On 19 October 2016, the Scottish Court of Session in the Renfrewshire Council case [ 2016 ] CSOH 150 CA 78/16 (Dem-Master Demolition Ltd V Renfrewshire Council as lead authority for Scotland Excel) confirmed that a contracting authority has no duty to allow a tendering party to correct errors after a tender deadline. The Court considered that equal treatment should take priority when handling tender errors, in accordance with obligations set out in the Public Contracts (Scotland) Regulations 2012 (2012/88).

The lesson from this ruling is that tenders need to be well prepared and should ensure that correct and comprehensive information, as requested in the tender, is supplied well ahead of deadlines so that there is ample time to correct clerical or other mistakes or omissions. Tenderers should not rely on a contracting authority’s discretion to allow clarification in the form the submission of new information after deadlines, however simple.

In this case, Renfrewshire Council (“the Council”) on behalf of Scotland Excel, invited tenders fora framework agreement for the provision of demolition services to Scottish public authorities. The services to be provided under the framework agreement were divided into three lots. On 14 April 2016, the deadline for the submission of tenders, the contractor Dem-Master Demolition Limited, submitted a tender via the portal in respect of the three lots. However on 12 May 2016, the Council informed the contractor that it had failed to provide a valid commercial offer for any of the three lots due to the fact that it had failed to provide percentage figures for overheads and profit under Lots 1 and 2 and had submitted a blank template for Lot 3.

The contractor immediately responded and provided the missing information. However, several days later the council notified the contractor that its tender would not be considered further.

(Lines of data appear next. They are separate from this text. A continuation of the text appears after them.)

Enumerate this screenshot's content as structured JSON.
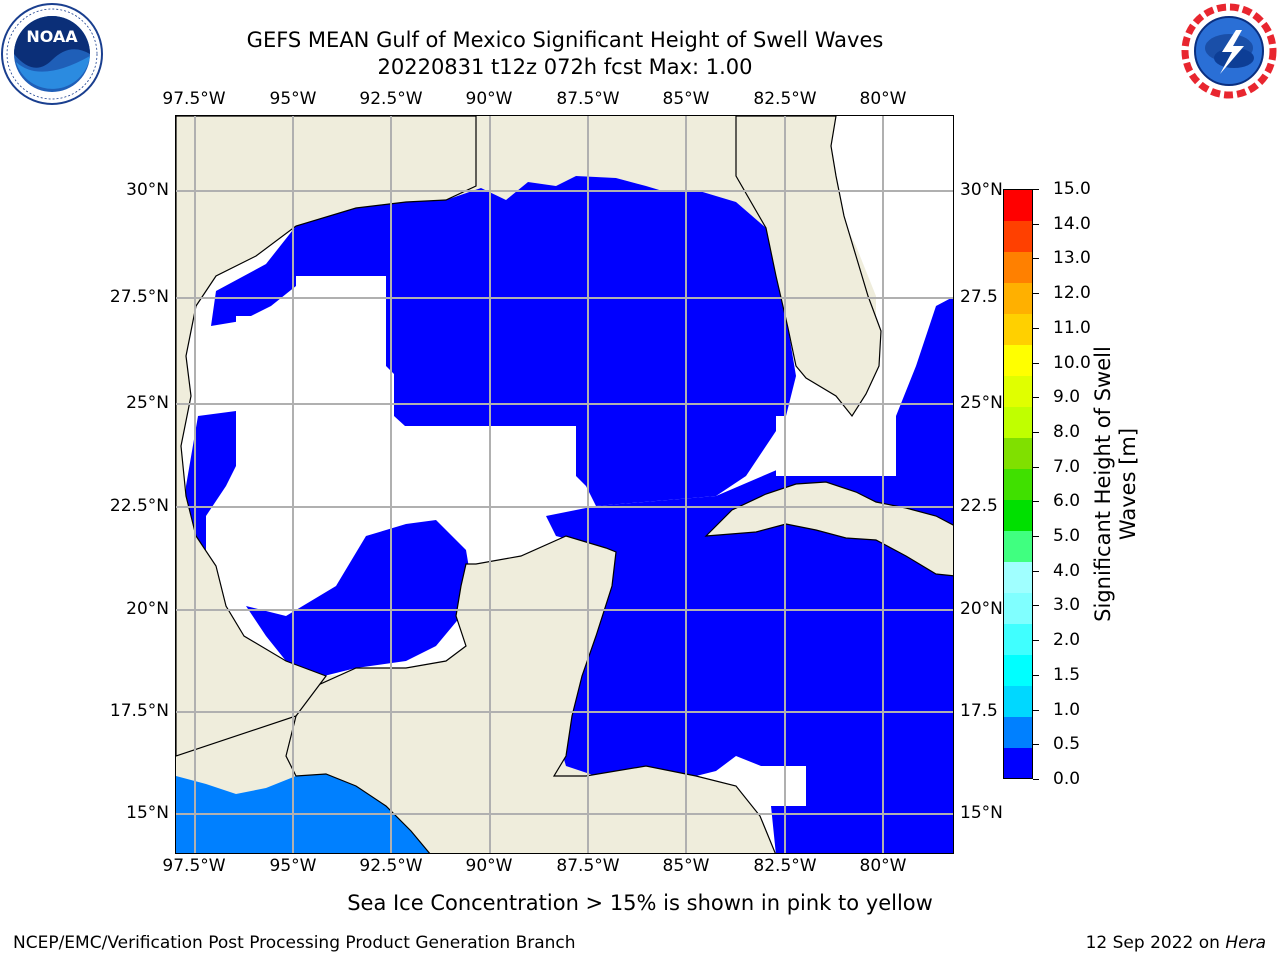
{
  "title": {
    "line1": "GEFS MEAN Gulf of Mexico Significant Height of Swell Waves",
    "line2": "20220831 t12z 072h fcst   Max: 1.00"
  },
  "logos": {
    "left": {
      "name": "NOAA",
      "ring_text": "NATIONAL OCEANIC AND ATMOSPHERIC ADMINISTRATION · U.S. DEPARTMENT OF COMMERCE"
    },
    "right": {
      "name": "NATIONAL WEATHER SERVICE"
    }
  },
  "map": {
    "lon_labels": [
      "97.5°W",
      "95°W",
      "92.5°W",
      "90°W",
      "87.5°W",
      "85°W",
      "82.5°W",
      "80°W"
    ],
    "lat_labels": [
      "30°N",
      "27.5°N",
      "25°N",
      "22.5°N",
      "20°N",
      "17.5°N",
      "15°N"
    ],
    "lat_labels_right": [
      "30°N",
      "27.5",
      "25°N",
      "22.5",
      "20°N",
      "17.5",
      "15°N"
    ],
    "colors": {
      "land": "#efeddc",
      "water_low": "#0000ff",
      "water_mid": "#0080ff",
      "no_data": "#ffffff",
      "grid": "#b0b0b0"
    }
  },
  "colorbar": {
    "title_line1": "Significant Height of Swell",
    "title_line2": "Waves [m]",
    "labels": [
      "0.0",
      "0.5",
      "1.0",
      "1.5",
      "2.0",
      "3.0",
      "4.0",
      "5.0",
      "6.0",
      "7.0",
      "8.0",
      "9.0",
      "10.0",
      "11.0",
      "12.0",
      "13.0",
      "14.0",
      "15.0"
    ],
    "colors": [
      "#0000ff",
      "#0080ff",
      "#00d8ff",
      "#00ffff",
      "#40ffff",
      "#80ffff",
      "#a0ffff",
      "#40ff80",
      "#00e000",
      "#40e000",
      "#80e000",
      "#c0ff00",
      "#e0ff00",
      "#ffff00",
      "#ffd000",
      "#ffb000",
      "#ff8000",
      "#ff4000",
      "#ff0000"
    ]
  },
  "footer": {
    "note": "Sea Ice Concentration > 15% is shown in pink to yellow",
    "left": "NCEP/EMC/Verification Post Processing Product Generation Branch",
    "right_date": "12 Sep 2022 on",
    "right_host": "Hera"
  }
}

Following this notification the contractor launched legal proceedings in which it argued that as its omissions were obvious and easily corrected, it should have been allowed to correct the mistakes.

In reply the Council argued that the requirements for all tenders were clearly set out in the tender documentation and these needed to be strictly complied with. These were not just formalities. The Council submitted that there was no general duty to allow corrections as it was not obvious what the contractor had intended to submit the information because no figures were submitted whatsoever.

The Court found for the Council, holding that there was no duty on the Council to give the contractor a chance to correct the errors made after the tender deadline. The reservation of a right in the tender documents to ‘clarify’ allowed the Council to resolve uncertainty, but not to seek late submission of information which should have been supplied before the deadline. The Court came to their decision, even though the section for the information that the tenderer had failed to provide was not marked with a red asterisk, the signifier of mandatory information on the web portal. The Court responded, siding with the Council, that there had been specific instructions in the tender process that failure to provide the information would lead to disqualification. So notwithstanding the lack of an asterisk, the claimant tenderer should have been well aware of the risk.

The Court observed that the claimant left itself no margin of error and submitted its tender on the deadline day.

So what are the implications for tenderers arising from this ruling? The Court was very clear that it would only allow the submission of missing information after tender submission deadlines in the most exceptional cases, and these exceptional circumstances did not include mistakes made by the tenderer, however simple and easily remedied.